Maui is trying to make it more expensive to visit as Hawaii continue to be slammed with visitors

  • Maui, Hawaii visitors could soon be hit with higher taxes as officials rush to impose a new tax rate.

  • Hawaii counties can now implement a 3% tax increase on hotels and rentals on top of the existing 10%.

  • Counties are allowed to keep the 3% for their own use while the 10% goes back to the state.

  • See more stories on Insider's business page.

Tourists traveling to Maui, Hawaii could soon be hit with higher taxes, the Associated Press reported.

On July 6, lawmakers in the state overrode Hawaii Gov. David Ige's veto of a bill that allows counties to implement their own 3% increase to the "transient accommodations tax," which targets short-term rentals like hotels. The bill also included changes to the funding of the Hawaii Tourism Authority.

Now, officials in Maui are working to implement this tax change "as soon as [they] can," Alice Lee, Maui County's council chair, told Hawaii News Now's Chelsea Davis.

tourists standing in the water and on the sand at the Hilton Hawaiian Village Lagoon in Waikiki, Hawaii
Tourists at the Hilton Hawaiian Village Lagoon in Waikiki, Hawaii in 2018. Kat Wade/Getty Images

Before this, Hawaii had a 10% hotel tax rate, and the state then dolled this money out to every county. However, Oahu, Hawaii typically received most of the funds due to its bigger population size, even though Maui receives more tourists per capita.

"Maui is just overrun with tourists," Sylvia Luke, a state representative, told Hawaii News Now.

But now, counties can set and keep their own additional 3% tax increase on top of the existing 10%, which will still go back to the state.
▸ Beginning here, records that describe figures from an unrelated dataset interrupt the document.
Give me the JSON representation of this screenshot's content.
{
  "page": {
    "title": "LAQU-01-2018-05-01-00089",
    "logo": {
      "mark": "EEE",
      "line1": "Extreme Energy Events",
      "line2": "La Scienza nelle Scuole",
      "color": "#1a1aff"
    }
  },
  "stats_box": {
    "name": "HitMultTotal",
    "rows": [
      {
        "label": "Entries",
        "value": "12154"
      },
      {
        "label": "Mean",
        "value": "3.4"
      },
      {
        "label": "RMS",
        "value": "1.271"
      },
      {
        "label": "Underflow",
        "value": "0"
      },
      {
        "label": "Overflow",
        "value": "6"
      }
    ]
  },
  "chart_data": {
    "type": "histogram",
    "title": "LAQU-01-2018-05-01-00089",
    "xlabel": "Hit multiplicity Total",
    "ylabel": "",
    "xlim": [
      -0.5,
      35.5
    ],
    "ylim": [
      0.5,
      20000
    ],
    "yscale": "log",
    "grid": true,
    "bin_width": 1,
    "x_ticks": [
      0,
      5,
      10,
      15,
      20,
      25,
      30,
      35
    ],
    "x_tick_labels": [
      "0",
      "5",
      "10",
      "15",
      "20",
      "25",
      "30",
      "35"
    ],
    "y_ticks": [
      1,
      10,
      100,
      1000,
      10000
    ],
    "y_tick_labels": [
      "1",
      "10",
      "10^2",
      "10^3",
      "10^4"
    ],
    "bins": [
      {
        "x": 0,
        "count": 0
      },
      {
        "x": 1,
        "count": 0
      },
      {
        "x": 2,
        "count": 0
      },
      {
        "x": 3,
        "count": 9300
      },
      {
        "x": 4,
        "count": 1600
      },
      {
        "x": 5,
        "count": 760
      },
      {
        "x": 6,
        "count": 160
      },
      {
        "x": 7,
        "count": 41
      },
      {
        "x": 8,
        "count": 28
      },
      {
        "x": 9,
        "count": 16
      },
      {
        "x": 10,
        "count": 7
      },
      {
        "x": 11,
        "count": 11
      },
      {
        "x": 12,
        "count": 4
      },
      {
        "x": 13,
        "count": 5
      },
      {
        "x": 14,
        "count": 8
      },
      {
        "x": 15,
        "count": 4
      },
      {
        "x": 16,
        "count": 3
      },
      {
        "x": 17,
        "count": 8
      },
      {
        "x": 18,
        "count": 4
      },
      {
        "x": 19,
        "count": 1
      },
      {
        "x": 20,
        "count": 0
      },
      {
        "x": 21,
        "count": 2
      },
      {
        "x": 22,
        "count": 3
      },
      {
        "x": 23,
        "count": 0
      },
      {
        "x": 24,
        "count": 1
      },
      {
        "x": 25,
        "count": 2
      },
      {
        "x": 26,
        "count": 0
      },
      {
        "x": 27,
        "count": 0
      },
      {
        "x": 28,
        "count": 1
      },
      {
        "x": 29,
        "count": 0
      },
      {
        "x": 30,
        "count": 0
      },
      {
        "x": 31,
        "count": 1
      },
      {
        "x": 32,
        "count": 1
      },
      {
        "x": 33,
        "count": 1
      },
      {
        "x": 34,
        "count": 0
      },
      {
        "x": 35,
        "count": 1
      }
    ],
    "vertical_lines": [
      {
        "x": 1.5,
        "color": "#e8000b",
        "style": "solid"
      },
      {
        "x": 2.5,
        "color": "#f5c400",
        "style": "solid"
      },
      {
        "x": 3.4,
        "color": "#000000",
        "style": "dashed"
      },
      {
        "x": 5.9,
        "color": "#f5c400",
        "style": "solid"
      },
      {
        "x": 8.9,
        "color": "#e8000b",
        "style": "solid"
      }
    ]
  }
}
This move could almost triple Maui's revenue, according to Lee. However, some tourists say this new law is "taking advantage" of visitors, especially as Hawaii is being slammed with summer vacationers again.

Brian Perry, a spokesman for Maui County mayor Michael Victorino, previously told Hawaii News Now's Rick Daysog that the county has "lacked sufficient time to prepare for the sudden, large influx of tourism, even as health restrictions remain in place."